Os objetivos fixados são claros e exigentes: a União Europeia pretende duplicar o tráfego ferroviário de alta velocidade até 2030 e triplicá-lo até 2050, tomando como referência os valores de 2015. Para que este cenário se materialize, a estratégia assenta na conclusão da rede transeuropeia de transportes (TEN-T), que prevê ligações superiores a 200 km/h entre os principais centros urbanos europeus, com uma integração total prevista para 2040. Atualmente, a rede ainda é considerada fragmentada, com a maioria das linhas concentrada em países como Espanha, França, Itália e Alemanha, deixando a Europa Central e Oriental com níveis de conectividade muito inferiores.

Para ultrapassar este fosso, a estratégia europeia foca-se na eliminação de barreiras técnicas e comerciais. Entre as medidas previstas estão a simplificação da venda de bilhetes através de plataformas digitais, a redução das taxas de acesso às vias para tornar os preços mais competitivos e o apoio à aquisição de novo material circulante por parte dos operadores. No campo do financiamento, o desafio é colossal: estima-se que a conclusão da rede planeada exija um investimento de 345 mil milhões de euros. Por isso, a Comissão propõe o “High-Speed Rail Deal” em 2026, um compromisso multilateral para mobilizar recursos públicos e privados, utilizando instrumentos como o Mecanismo Interligar a Europa e o Banco Europeu de Investimento.

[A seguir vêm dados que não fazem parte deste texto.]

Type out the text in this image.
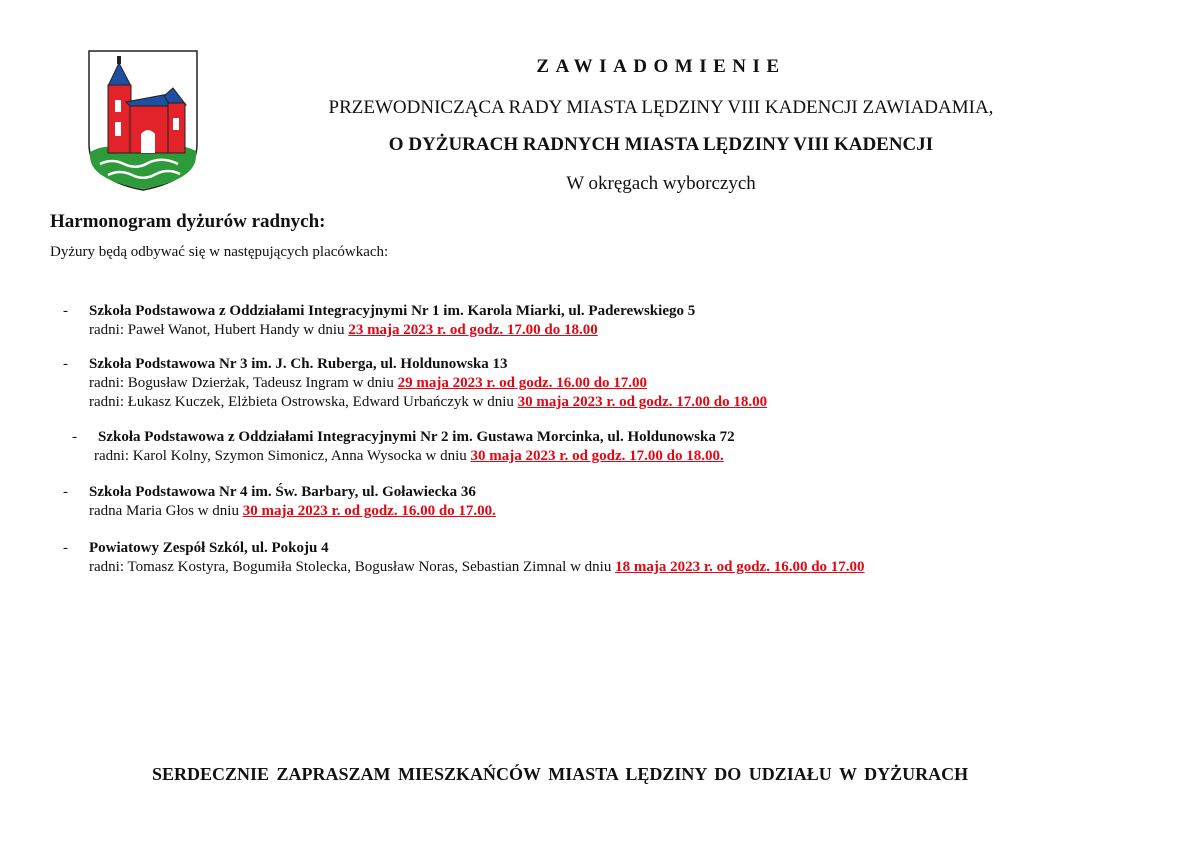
ZAWIADOMIENIE
PRZEWODNICZĄCA RADY MIASTA LĘDZINY VIII KADENCJI ZAWIADAMIA,
O DYŻURACH RADNYCH MIASTA LĘDZINY VIII KADENCJI
W okręgach wyborczych
Harmonogram dyżurów radnych:
Dyżury będą odbywać się w następujących placówkach:
- Szkoła Podstawowa z Oddziałami Integracyjnymi Nr 1 im. Karola Miarki, ul. Paderewskiego 5
radni: Paweł Wanot, Hubert Handy w dniu 23 maja 2023 r. od godz. 17.00 do 18.00
- Szkoła Podstawowa Nr 3 im. J. Ch. Ruberga, ul. Holdunowska 13
radni: Bogusław Dzierżak, Tadeusz Ingram w dniu 29 maja 2023 r. od godz. 16.00 do 17.00
radni: Łukasz Kuczek, Elżbieta Ostrowska, Edward Urbańczyk w dniu 30 maja 2023 r. od godz. 17.00 do 18.00
- Szkoła Podstawowa z Oddziałami Integracyjnymi Nr 2 im. Gustawa Morcinka, ul. Holdunowska 72
radni: Karol Kolny, Szymon Simonicz, Anna Wysocka w dniu 30 maja 2023 r. od godz. 17.00 do 18.00.
- Szkoła Podstawowa Nr 4 im. Św. Barbary, ul. Goławiecka 36
radna Maria Głos w dniu 30 maja 2023 r. od godz. 16.00 do 17.00.
- Powiatowy Zespół Szkól, ul. Pokoju 4
radni: Tomasz Kostyra, Bogumiła Stolecka, Bogusław Noras, Sebastian Zimnal w dniu 18 maja 2023 r. od godz. 16.00 do 17.00
SERDECZNIE ZAPRASZAM MIESZKAŃCÓW MIASTA LĘDZINY DO UDZIAŁU W DYŻURACH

No que toca a Portugal, a influência deste plano é determinante para a inserção do país no contexto ibérico e europeu. Um dos grandes destaques do roteiro é a redução drástica dos tempos de viagem entre capitais, estimando-se que a ligação entre Lisboa e Madrid possa ser feita em apenas 3 horas, contra as atuais 9 horas de trajeto. Além disso, o projeto de alta velocidade entre Lisboa e o Porto é citado como um exemplo de boas práticas no uso de modelos de financiamento inovadores, recorrendo a parcerias público-privadas apoiadas por fundos comunitários e garantias do InvestEU. Esta integração ferroviária é vista como essencial para que Portugal não fique isolado nas periferias da rede, permitindo uma conectividade rápida que pode chegar a Paris em cerca de 9 horas através do corredor Atlântico.